Moody's Japan K.K. has changed the outlook for the life insurance industry in Japan to negative from stable.
The change in outlook reflects Moody's expectation that the industry's credit profile over the next 12-18 months will be pressured by a persistent ultralow interest rate environment, following the introduction of a negative interest rate policy (NIRP) by the Bank of Japan in February 2016.
"While Japanese insurers have a long history of adapting to low interest rates, current developments in yields, particularly at the super-long end of the curve, will lead to the broad downward revision of return assumptions for new investments. This development could in turn trigger significant adjustments in business and product strategies that could hurt the insurers' sales and strain their underwriting and sales capacity," explained Moody's.
Moody's says that key credit pressure will come from potential reactions in anticipation of future profit declines.

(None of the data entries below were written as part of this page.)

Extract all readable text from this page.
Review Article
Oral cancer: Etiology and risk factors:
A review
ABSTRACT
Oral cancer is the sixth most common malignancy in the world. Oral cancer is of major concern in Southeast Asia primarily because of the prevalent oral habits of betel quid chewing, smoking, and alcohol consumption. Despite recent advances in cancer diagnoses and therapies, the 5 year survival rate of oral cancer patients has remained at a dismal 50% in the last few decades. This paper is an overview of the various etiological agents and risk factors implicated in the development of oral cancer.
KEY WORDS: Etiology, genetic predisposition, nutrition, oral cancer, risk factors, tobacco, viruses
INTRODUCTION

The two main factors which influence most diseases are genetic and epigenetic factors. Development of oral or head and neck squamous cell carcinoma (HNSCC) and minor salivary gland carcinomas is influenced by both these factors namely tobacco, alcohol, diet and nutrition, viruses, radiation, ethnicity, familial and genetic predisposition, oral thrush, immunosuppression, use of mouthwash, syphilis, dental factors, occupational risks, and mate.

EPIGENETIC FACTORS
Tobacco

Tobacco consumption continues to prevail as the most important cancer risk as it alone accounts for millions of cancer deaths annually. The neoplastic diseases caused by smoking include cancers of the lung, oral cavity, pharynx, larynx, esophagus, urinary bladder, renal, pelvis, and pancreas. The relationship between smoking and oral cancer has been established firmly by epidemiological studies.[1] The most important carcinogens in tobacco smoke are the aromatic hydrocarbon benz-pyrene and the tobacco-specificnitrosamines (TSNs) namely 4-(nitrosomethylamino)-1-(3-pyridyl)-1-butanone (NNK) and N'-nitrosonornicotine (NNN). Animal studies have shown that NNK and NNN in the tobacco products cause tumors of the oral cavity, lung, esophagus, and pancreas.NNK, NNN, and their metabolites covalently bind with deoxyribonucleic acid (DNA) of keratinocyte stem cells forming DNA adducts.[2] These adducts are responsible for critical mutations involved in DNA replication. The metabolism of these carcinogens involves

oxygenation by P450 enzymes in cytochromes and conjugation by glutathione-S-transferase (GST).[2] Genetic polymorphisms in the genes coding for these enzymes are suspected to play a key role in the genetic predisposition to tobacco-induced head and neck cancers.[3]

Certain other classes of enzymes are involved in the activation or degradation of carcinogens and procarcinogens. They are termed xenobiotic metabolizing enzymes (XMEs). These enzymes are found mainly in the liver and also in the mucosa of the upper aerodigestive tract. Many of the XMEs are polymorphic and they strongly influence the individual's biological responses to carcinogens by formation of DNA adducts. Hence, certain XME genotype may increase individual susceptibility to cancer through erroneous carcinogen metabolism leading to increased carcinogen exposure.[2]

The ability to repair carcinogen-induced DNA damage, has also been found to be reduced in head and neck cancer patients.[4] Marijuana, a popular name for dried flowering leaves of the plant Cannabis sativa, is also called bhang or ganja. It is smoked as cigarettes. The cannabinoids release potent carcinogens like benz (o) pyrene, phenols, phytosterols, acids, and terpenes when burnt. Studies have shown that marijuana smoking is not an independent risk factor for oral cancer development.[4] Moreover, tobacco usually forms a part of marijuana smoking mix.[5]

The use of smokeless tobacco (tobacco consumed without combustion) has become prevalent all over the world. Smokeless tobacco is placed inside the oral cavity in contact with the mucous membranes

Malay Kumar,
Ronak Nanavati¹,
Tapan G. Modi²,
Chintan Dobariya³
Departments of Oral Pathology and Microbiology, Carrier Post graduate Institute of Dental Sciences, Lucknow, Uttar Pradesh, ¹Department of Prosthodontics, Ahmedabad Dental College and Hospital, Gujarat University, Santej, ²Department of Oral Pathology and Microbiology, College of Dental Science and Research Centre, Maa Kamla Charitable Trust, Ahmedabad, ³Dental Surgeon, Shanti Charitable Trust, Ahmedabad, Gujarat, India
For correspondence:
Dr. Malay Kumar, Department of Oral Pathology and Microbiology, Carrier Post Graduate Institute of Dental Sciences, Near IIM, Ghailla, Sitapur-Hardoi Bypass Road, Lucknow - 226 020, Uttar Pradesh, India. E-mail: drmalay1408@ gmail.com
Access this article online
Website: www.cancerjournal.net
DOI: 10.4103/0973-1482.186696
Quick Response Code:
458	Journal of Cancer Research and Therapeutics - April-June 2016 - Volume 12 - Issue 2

Moody's points out that while the adoption of NIRP is a significant policy step in itself, the sharp drop in market interest rates that the policy has triggered will have only a limited direct impact on the insurers' existing book of business over the next 12-18 months.
Instead, Moody's negative outlook is driven by the potential reactions from the industry, in anticipation of a prolonged period of ultralow domestic interest rates.
According to Moody's ultralow interest rates on Japanese government bonds (JGBs) will encourage insurers to expand their purchases of riskier, non-JGB assets and raise asset risk.
It adds that the fall in investment return assumptions will prompt insurers to either lower the guaranteed rates on their savings-type products, or suspend sales of such products, to avoid negative spreads.
Moody's also notes that low JGB yields will discourage insurers from investing in super-long-term JGBs to match their super-long-tenor liabilities, leading to delays in their efforts to address the duration gaps between assets and liabilities, or even widening it, which exposes them in turn to rising interest rate risk.
Moody's says that the headline profit impact will not be felt immediately, but economic metrics will provide hints of future deterioration.